Behcet's disease is a multisystem, chronic-relapsing vasculitis but its target is predominantly the venous system. It is rare but commoner in the populations emanating from the Middle East, Far East and the Mediterranean.


There are a constellation of typical findings - recurrent oral aphthous ulcerations along with genital ulcers and classical eye inflammatory changes such as uveitis and retinal vasculitis. There are typical skin lesions (erythema nodosum) or a positive pathergy test result. However, the diagnosis is entirely clinical as there is no definitive test. Brain involvement is seen in about a third with stroke and headache. There may be brainstem involvement and meningoencephalitis. Cerebral venous sinus thrombosis may occur.

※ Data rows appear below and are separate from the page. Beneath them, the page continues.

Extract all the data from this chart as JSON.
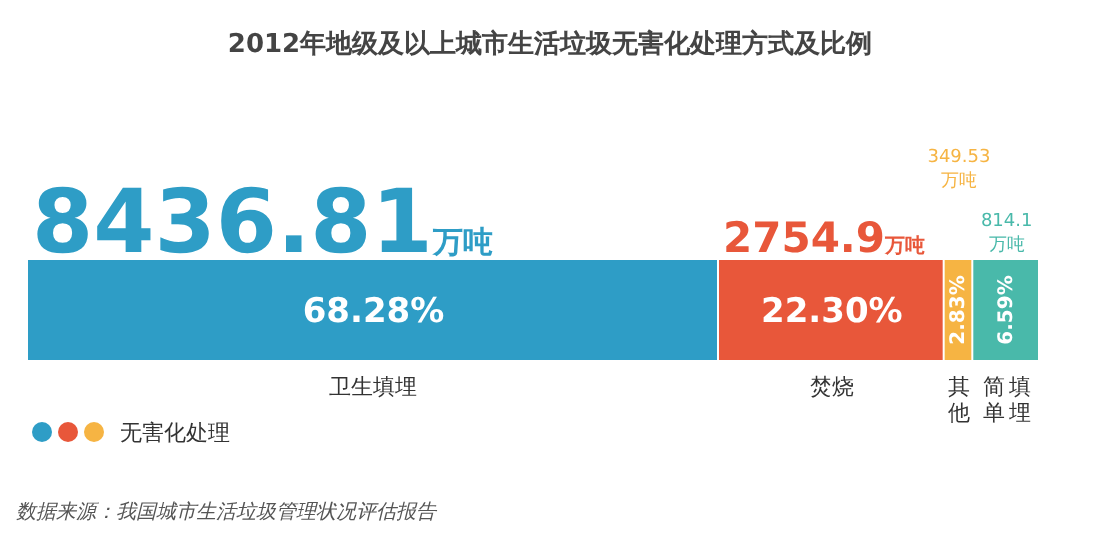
{
  "chart_data": {
    "type": "bar",
    "orientation": "horizontal",
    "stacked": true,
    "title": "2012年地级及以上城市生活垃圾无害化处理方式及比例",
    "categories": [
      null
    ],
    "xlim": [
      0,
      100
    ],
    "legend_title": "无害化处理",
    "series": [
      {
        "name": "卫生填埋",
        "color": "#2e9dc6",
        "values": [
          68.28
        ],
        "value_labels": [
          "68.28%"
        ]
      },
      {
        "name": "焚烧",
        "color": "#e8573a",
        "values": [
          22.3
        ],
        "value_labels": [
          "22.30%"
        ]
      },
      {
        "name": "其他",
        "color": "#f6b443",
        "values": [
          2.83
        ],
        "value_labels": [
          "2.83%"
        ]
      },
      {
        "name": "简单填埋",
        "color": "#49b9aa",
        "values": [
          6.59
        ],
        "value_labels": [
          "6.59%"
        ]
      }
    ],
    "annotations": [
      "8436.81万吨",
      "2754.9万吨",
      "349.53万吨",
      "814.1万吨",
      "数据来源：我国城市生活垃圾管理状况评估报告"
    ]
  }
}
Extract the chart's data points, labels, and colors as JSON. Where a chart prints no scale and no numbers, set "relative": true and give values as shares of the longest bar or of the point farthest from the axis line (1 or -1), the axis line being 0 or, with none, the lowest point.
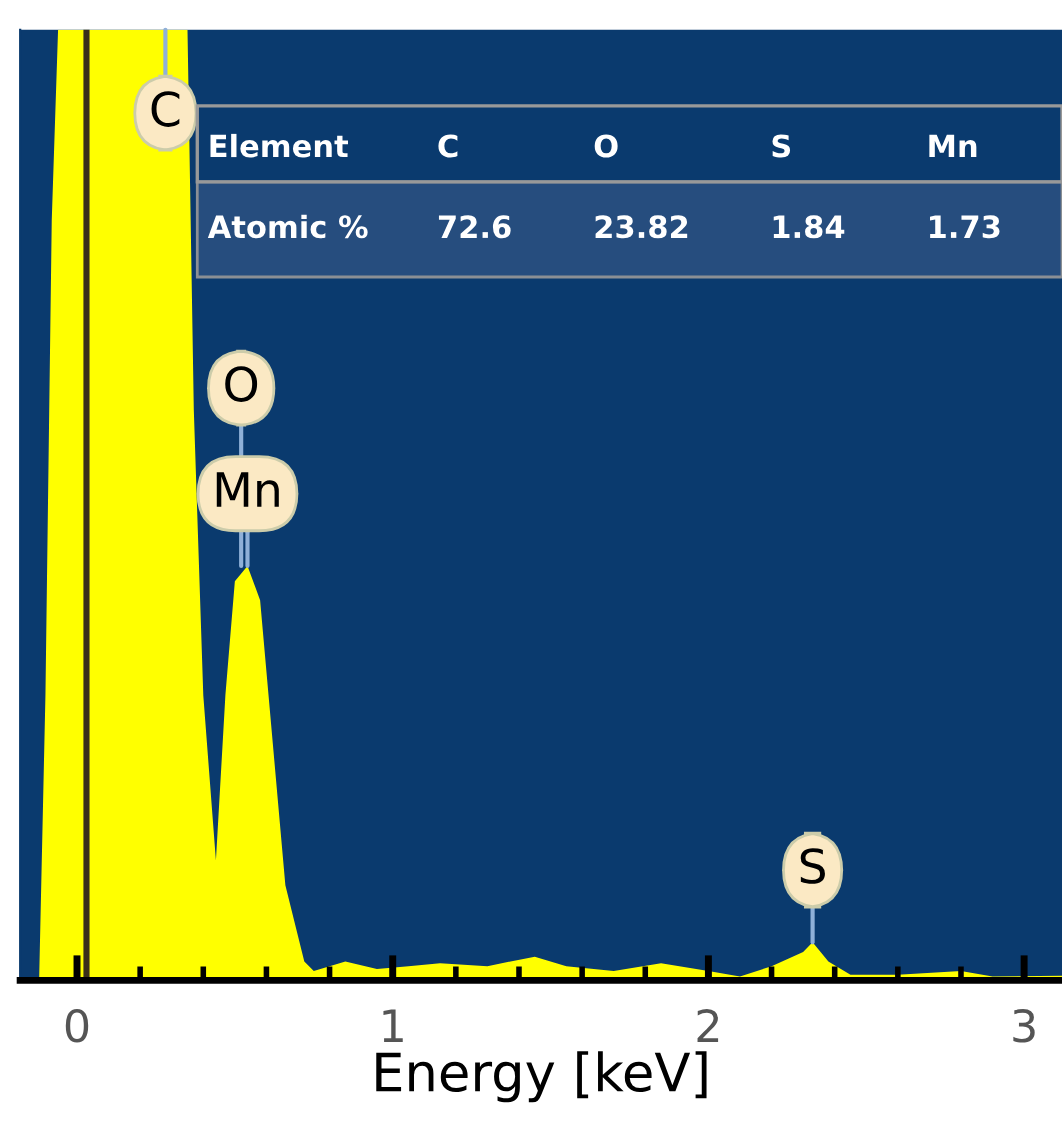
{
  "chart_data": {
    "type": "area",
    "xlabel": "Energy [keV]",
    "relative": true,
    "x": [
      -0.18,
      -0.12,
      -0.1,
      -0.08,
      -0.06,
      0.35,
      0.37,
      0.4,
      0.44,
      0.47,
      0.5,
      0.54,
      0.58,
      0.62,
      0.66,
      0.72,
      0.75,
      0.85,
      0.95,
      1.05,
      1.15,
      1.3,
      1.45,
      1.55,
      1.7,
      1.85,
      2.0,
      2.1,
      2.2,
      2.3,
      2.33,
      2.38,
      2.45,
      2.6,
      2.8,
      2.9,
      3.12
    ],
    "series": [
      {
        "color": "#ffff00",
        "values": [
          0,
          0,
          0.3,
          0.8,
          1,
          1,
          0.6,
          0.3,
          0.126,
          0.3,
          0.42,
          0.436,
          0.4,
          0.25,
          0.1,
          0.02,
          0.01,
          0.02,
          0.012,
          0.015,
          0.018,
          0.015,
          0.025,
          0.015,
          0.01,
          0.018,
          0.01,
          0.004,
          0.015,
          0.03,
          0.04,
          0.02,
          0.006,
          0.006,
          0.01,
          0.004,
          0.005
        ]
      }
    ],
    "xlim": [
      -0.18,
      3.12
    ],
    "xticks": [
      0,
      1,
      2,
      3
    ],
    "ref_lines": [
      {
        "axis": "x",
        "value": 0.03,
        "color": "#3a2f1a"
      }
    ],
    "annotations": [
      {
        "text": "C",
        "x": 0.28,
        "y": 1
      },
      {
        "text": "O",
        "x": 0.52,
        "y": 0.436
      },
      {
        "text": "Mn",
        "x": 0.54,
        "y": 0.436
      },
      {
        "text": "S",
        "x": 2.33,
        "y": 0.04
      },
      "Element",
      "C",
      "O",
      "S",
      "Mn",
      "Atomic %",
      "72.6",
      "23.82",
      "1.84",
      "1.73"
    ]
  }
}
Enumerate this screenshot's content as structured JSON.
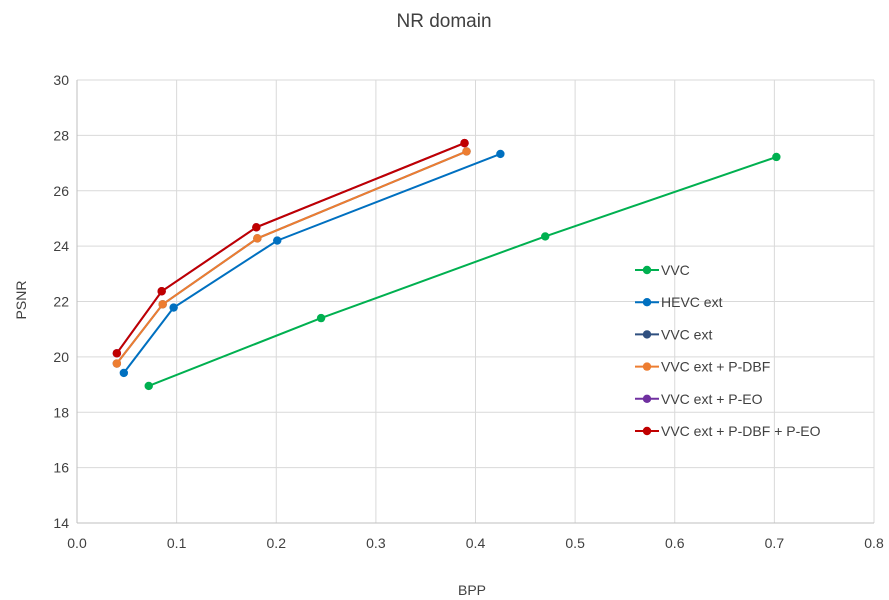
{
  "chart_data": {
    "type": "line",
    "title": "NR domain",
    "xlabel": "BPP",
    "ylabel": "PSNR",
    "xlim": [
      0.0,
      0.8
    ],
    "ylim": [
      14,
      30
    ],
    "x_ticks": [
      "0.0",
      "0.1",
      "0.2",
      "0.3",
      "0.4",
      "0.5",
      "0.6",
      "0.7",
      "0.8"
    ],
    "y_ticks": [
      "14",
      "16",
      "18",
      "20",
      "22",
      "24",
      "26",
      "28",
      "30"
    ],
    "grid": true,
    "legend_position": "right",
    "series": [
      {
        "name": "VVC",
        "color": "#00b050",
        "points": [
          [
            0.072,
            18.95
          ],
          [
            0.245,
            21.4
          ],
          [
            0.47,
            24.35
          ],
          [
            0.702,
            27.22
          ]
        ]
      },
      {
        "name": "HEVC ext",
        "color": "#0070c0",
        "points": [
          [
            0.047,
            19.42
          ],
          [
            0.097,
            21.78
          ],
          [
            0.201,
            24.2
          ],
          [
            0.425,
            27.33
          ]
        ]
      },
      {
        "name": "VVC ext",
        "color": "#2f4f7f",
        "points": [
          [
            0.04,
            19.76
          ],
          [
            0.086,
            21.9
          ],
          [
            0.181,
            24.28
          ],
          [
            0.391,
            27.42
          ]
        ]
      },
      {
        "name": "VVC ext + P-DBF",
        "color": "#ed7d31",
        "points": [
          [
            0.04,
            19.76
          ],
          [
            0.086,
            21.9
          ],
          [
            0.181,
            24.28
          ],
          [
            0.391,
            27.42
          ]
        ]
      },
      {
        "name": "VVC ext + P-EO",
        "color": "#7030a0",
        "points": [
          [
            0.04,
            20.13
          ],
          [
            0.085,
            22.37
          ],
          [
            0.18,
            24.68
          ],
          [
            0.389,
            27.72
          ]
        ]
      },
      {
        "name": "VVC ext + P-DBF + P-EO",
        "color": "#c00000",
        "points": [
          [
            0.04,
            20.13
          ],
          [
            0.085,
            22.37
          ],
          [
            0.18,
            24.68
          ],
          [
            0.389,
            27.72
          ]
        ]
      }
    ]
  }
}
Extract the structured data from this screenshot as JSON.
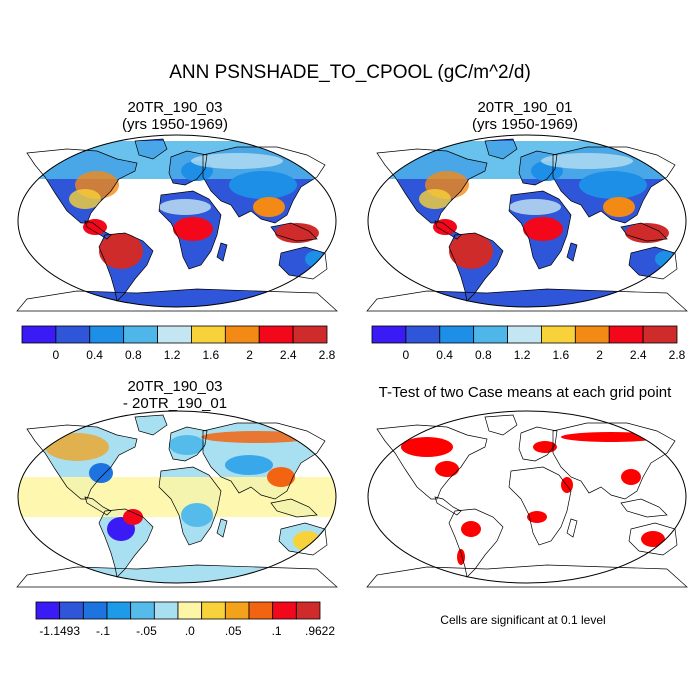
{
  "main_title": "ANN PSNSHADE_TO_CPOOL (gC/m^2/d)",
  "panels": {
    "top_left": {
      "title_line1": "20TR_190_03",
      "title_line2": "(yrs 1950-1969)"
    },
    "top_right": {
      "title_line1": "20TR_190_01",
      "title_line2": "(yrs 1950-1969)"
    },
    "bottom_left": {
      "title_line1": "20TR_190_03",
      "title_line2": "- 20TR_190_01"
    },
    "bottom_right": {
      "title_line1": "T-Test of two Case means at each grid point"
    }
  },
  "colorbar_main": {
    "colors": [
      "#3a1bf5",
      "#2f55d8",
      "#1d8fe6",
      "#4fb6ea",
      "#c4e6f2",
      "#f8d23a",
      "#f48a16",
      "#f3071a",
      "#cf2b2b"
    ],
    "labels": [
      "0",
      "0.4",
      "0.8",
      "1.2",
      "1.6",
      "2",
      "2.4",
      "2.8"
    ]
  },
  "colorbar_diff": {
    "colors": [
      "#3a1bf5",
      "#2f55d8",
      "#1d73e0",
      "#1d9ae8",
      "#55bbea",
      "#a8e0f2",
      "#fdf6a6",
      "#f8d23a",
      "#f4a21a",
      "#f26412",
      "#f3071a",
      "#cf2b2b"
    ],
    "labels": [
      "-1.1493",
      "-.1",
      "-.05",
      ".0",
      ".05",
      ".1",
      ".9622"
    ]
  },
  "significance_note": "Cells are significant at 0.1 level",
  "significance_color": "#ff0000"
}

  • Bloods FBC, U&E, LFTs, CRP, ESR
  • Pathergy test involves using a sterile needle to cause a small skin lesion which develops as a sign of skin hyperreactivity within 48 hours.
  • CT/MRI may show brain lesions. CTV or MRV for suspected CVST.


Management has been with various combinations of drugs such as colchicine, thalidomide, dapsone, azathioprine, interferon-alpha and etanercept as well as oral anticoagulation. In neurosarcoid high dose steroids and immunosuppressives may be used. In aggressive disease cyclophosphamide and methotrexate and interferon-alpha, or azathioprine may be considered. Biological agents may also be considered.